Behind me I heard Hauk. I’m only sixteen! he was shouting. I’m only sixteen! I’m only sixteen! I sat up. They ran down the hill. Hauk and two others in front of him, the big man at the back. He was brandishing a knife. I got up and went over to the girls, whom no one had threatened. Marianne dashed into the toilet and emerged with an armful of paper, and I wiped off the blood. Not long afterwards Hauk and the others returned from the opposite direction, they were still frightened, went into the kiosk and asked the assistant to ring the police. The sparkle went out of the evening, the group dispersed, suddenly I was the only person left who wanted to carry on, and I had to catch a taxi home, sitting on the back seat while my nose and head pounded and throbbed.
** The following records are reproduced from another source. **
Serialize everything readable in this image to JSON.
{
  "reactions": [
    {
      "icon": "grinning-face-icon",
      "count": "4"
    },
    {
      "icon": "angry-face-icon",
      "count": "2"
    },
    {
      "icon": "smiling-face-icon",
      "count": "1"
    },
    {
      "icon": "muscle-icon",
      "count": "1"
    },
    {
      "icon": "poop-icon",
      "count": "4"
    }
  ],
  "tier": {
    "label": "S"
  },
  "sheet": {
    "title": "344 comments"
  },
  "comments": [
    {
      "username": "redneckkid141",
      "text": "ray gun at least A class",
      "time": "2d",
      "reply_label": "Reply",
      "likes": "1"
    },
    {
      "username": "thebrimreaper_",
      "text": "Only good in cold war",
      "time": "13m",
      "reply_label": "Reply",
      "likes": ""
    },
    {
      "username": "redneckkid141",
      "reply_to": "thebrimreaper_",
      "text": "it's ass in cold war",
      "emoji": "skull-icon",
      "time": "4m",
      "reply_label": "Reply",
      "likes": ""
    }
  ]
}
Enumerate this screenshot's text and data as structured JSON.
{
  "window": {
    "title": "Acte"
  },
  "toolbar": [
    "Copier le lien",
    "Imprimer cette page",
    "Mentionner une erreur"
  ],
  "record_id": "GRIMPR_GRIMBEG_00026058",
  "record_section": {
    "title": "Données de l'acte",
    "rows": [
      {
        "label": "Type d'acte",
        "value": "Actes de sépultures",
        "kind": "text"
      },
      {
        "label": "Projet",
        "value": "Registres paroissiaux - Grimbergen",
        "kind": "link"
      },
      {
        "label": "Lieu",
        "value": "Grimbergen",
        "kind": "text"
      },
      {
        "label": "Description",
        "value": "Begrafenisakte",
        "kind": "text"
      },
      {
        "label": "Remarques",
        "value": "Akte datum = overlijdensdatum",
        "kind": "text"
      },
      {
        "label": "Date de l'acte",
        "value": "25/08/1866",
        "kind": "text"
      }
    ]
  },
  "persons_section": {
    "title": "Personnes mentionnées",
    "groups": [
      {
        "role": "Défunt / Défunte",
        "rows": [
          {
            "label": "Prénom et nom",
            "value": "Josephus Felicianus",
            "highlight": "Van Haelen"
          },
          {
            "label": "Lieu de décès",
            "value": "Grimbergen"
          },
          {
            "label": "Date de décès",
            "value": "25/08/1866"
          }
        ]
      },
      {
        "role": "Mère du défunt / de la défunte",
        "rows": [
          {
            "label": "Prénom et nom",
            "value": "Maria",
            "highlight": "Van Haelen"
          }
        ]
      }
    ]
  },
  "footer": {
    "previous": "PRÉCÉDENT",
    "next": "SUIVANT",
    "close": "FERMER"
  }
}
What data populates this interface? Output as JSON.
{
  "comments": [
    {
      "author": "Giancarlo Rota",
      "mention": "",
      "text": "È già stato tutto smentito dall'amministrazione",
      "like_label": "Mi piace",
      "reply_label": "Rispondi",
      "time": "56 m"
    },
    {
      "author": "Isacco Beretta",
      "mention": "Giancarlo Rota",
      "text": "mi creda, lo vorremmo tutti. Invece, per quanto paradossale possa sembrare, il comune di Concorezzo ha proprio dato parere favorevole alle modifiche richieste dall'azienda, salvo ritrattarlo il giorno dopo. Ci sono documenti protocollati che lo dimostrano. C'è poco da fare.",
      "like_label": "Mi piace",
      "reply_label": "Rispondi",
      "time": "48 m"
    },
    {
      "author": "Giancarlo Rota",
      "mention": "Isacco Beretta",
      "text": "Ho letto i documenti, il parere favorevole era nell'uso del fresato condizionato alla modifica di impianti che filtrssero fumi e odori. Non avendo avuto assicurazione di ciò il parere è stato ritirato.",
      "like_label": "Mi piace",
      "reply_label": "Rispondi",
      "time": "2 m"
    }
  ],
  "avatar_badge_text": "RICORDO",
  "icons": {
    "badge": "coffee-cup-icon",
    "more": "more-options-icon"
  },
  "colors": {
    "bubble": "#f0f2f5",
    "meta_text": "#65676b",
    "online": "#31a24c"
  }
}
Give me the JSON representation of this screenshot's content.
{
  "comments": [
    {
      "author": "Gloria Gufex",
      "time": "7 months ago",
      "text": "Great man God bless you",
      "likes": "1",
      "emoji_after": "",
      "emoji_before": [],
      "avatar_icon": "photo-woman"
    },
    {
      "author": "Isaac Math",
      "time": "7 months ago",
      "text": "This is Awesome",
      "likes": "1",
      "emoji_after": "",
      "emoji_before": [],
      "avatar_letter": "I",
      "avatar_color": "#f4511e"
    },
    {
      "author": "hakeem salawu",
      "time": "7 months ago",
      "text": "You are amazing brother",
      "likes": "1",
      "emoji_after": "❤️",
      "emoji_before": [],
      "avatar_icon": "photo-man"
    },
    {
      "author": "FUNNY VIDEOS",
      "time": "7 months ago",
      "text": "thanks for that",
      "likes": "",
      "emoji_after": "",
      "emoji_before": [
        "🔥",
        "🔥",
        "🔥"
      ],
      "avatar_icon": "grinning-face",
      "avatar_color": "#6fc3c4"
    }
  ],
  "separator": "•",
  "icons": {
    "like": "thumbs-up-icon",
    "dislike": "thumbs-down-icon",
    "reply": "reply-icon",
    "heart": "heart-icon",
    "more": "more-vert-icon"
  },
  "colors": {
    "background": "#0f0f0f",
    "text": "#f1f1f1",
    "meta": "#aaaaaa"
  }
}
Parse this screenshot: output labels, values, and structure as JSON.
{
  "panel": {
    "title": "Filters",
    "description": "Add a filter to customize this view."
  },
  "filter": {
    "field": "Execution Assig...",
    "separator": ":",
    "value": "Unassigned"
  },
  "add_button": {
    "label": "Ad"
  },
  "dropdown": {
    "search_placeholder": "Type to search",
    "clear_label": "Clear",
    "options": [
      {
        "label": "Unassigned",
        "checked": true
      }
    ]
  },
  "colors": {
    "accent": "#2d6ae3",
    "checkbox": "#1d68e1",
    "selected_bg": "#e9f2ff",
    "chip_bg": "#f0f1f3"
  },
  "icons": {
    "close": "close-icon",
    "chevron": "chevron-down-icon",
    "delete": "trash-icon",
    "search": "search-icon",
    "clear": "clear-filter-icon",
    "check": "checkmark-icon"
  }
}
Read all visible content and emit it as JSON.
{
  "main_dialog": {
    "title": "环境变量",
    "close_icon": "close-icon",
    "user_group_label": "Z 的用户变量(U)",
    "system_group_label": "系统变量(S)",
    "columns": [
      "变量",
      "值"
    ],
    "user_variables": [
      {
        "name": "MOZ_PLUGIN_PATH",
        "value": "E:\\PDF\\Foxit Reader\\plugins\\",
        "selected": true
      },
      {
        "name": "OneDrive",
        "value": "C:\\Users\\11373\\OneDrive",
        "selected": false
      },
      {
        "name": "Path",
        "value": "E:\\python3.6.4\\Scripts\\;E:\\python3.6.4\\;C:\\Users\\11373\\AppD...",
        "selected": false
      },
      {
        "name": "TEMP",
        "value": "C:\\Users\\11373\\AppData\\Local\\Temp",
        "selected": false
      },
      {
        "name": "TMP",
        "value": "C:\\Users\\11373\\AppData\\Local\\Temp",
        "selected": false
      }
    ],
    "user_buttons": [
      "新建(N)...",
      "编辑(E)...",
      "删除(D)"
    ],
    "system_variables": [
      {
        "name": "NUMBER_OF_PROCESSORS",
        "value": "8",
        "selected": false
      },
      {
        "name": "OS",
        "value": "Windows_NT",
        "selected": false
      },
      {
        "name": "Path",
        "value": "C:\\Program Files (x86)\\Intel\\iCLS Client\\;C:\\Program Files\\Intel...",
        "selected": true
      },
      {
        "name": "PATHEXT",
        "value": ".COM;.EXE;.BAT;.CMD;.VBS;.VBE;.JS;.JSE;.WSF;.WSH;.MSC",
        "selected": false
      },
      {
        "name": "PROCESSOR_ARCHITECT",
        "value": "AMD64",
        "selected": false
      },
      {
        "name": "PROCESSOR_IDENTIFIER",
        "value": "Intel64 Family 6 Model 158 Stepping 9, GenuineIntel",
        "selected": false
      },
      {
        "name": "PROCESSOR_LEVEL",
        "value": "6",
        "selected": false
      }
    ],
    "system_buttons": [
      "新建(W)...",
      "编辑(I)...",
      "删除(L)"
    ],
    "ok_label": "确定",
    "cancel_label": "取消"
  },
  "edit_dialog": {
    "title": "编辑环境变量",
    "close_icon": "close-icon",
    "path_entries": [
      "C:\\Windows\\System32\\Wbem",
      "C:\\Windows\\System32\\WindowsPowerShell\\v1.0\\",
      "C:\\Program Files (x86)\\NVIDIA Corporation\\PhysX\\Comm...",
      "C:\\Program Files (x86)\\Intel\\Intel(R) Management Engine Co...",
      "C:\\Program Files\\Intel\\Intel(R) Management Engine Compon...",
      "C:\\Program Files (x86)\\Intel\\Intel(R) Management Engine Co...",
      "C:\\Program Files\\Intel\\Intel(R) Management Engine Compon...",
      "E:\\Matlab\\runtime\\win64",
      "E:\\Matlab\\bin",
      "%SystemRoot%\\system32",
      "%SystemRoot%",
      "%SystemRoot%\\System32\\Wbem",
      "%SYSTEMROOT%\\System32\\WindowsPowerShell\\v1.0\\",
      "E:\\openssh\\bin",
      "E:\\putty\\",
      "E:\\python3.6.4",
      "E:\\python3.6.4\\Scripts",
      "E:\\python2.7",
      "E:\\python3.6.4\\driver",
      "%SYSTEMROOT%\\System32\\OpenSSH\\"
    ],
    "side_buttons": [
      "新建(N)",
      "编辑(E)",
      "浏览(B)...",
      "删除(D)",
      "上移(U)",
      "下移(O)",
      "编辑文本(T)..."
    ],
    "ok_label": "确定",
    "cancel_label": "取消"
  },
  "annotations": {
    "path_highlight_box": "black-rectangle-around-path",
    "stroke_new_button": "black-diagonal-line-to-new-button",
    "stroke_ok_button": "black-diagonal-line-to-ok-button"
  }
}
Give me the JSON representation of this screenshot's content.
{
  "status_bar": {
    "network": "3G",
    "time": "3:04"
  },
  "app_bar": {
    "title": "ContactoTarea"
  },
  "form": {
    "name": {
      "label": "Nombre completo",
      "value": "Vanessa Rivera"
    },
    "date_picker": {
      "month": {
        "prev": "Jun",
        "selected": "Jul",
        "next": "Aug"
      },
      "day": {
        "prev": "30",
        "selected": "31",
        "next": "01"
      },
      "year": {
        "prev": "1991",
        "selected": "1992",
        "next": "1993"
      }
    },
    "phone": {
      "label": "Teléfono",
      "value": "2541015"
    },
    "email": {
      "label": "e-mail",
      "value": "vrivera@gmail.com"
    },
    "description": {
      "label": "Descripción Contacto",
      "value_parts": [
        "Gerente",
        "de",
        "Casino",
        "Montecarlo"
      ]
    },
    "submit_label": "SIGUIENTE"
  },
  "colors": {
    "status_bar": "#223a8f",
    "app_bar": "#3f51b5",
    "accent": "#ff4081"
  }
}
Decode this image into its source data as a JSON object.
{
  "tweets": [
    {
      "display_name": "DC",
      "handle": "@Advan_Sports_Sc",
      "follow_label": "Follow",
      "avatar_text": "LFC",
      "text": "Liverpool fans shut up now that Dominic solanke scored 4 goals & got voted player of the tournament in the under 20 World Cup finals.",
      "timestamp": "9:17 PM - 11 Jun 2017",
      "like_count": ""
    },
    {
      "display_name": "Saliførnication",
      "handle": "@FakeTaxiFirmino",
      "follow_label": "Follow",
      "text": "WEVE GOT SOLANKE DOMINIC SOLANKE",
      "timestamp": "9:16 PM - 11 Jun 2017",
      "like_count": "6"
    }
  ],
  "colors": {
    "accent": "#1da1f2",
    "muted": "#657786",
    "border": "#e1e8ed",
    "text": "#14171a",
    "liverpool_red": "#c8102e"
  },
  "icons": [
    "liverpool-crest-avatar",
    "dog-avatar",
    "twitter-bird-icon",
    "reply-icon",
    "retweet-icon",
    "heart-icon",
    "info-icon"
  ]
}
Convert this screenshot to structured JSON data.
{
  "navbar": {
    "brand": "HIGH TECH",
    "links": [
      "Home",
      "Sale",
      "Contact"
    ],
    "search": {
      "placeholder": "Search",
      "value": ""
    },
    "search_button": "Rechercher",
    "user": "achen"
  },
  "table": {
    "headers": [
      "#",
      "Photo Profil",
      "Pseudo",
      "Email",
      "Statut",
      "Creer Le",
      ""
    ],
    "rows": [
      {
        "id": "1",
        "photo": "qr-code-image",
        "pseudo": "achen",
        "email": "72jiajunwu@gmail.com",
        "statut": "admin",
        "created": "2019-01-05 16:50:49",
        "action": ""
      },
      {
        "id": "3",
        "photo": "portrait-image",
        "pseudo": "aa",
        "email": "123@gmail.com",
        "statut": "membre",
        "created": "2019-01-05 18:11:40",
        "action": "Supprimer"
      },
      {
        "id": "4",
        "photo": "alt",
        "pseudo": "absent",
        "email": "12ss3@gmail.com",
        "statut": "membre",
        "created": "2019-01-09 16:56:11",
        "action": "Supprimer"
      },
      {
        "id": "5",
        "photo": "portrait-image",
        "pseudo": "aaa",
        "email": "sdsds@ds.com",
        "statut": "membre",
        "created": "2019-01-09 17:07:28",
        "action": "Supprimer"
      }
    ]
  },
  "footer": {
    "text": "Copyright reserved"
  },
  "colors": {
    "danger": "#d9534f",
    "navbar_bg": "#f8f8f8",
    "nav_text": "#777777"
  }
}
The moment I opened the door I knew that Yngve had come home. Luggage scattered across the floor, his jacket on a hook, his sturdy boots. I decided to surprise him. My joy at the idea made my chest bubble with excitement, and when I opened the door, switched on the light and shouted, ‘Da-da!’ and he sat up in bed, utterly bewildered, I burst into laughter. I completely lost control, just kept on laughing, he looked at me, what happened, he asked, what’s up with your nose, I was laughing so much I couldn’t answer, he said, go to bed, Karl Ove, that’s best and we can talk tomorrow.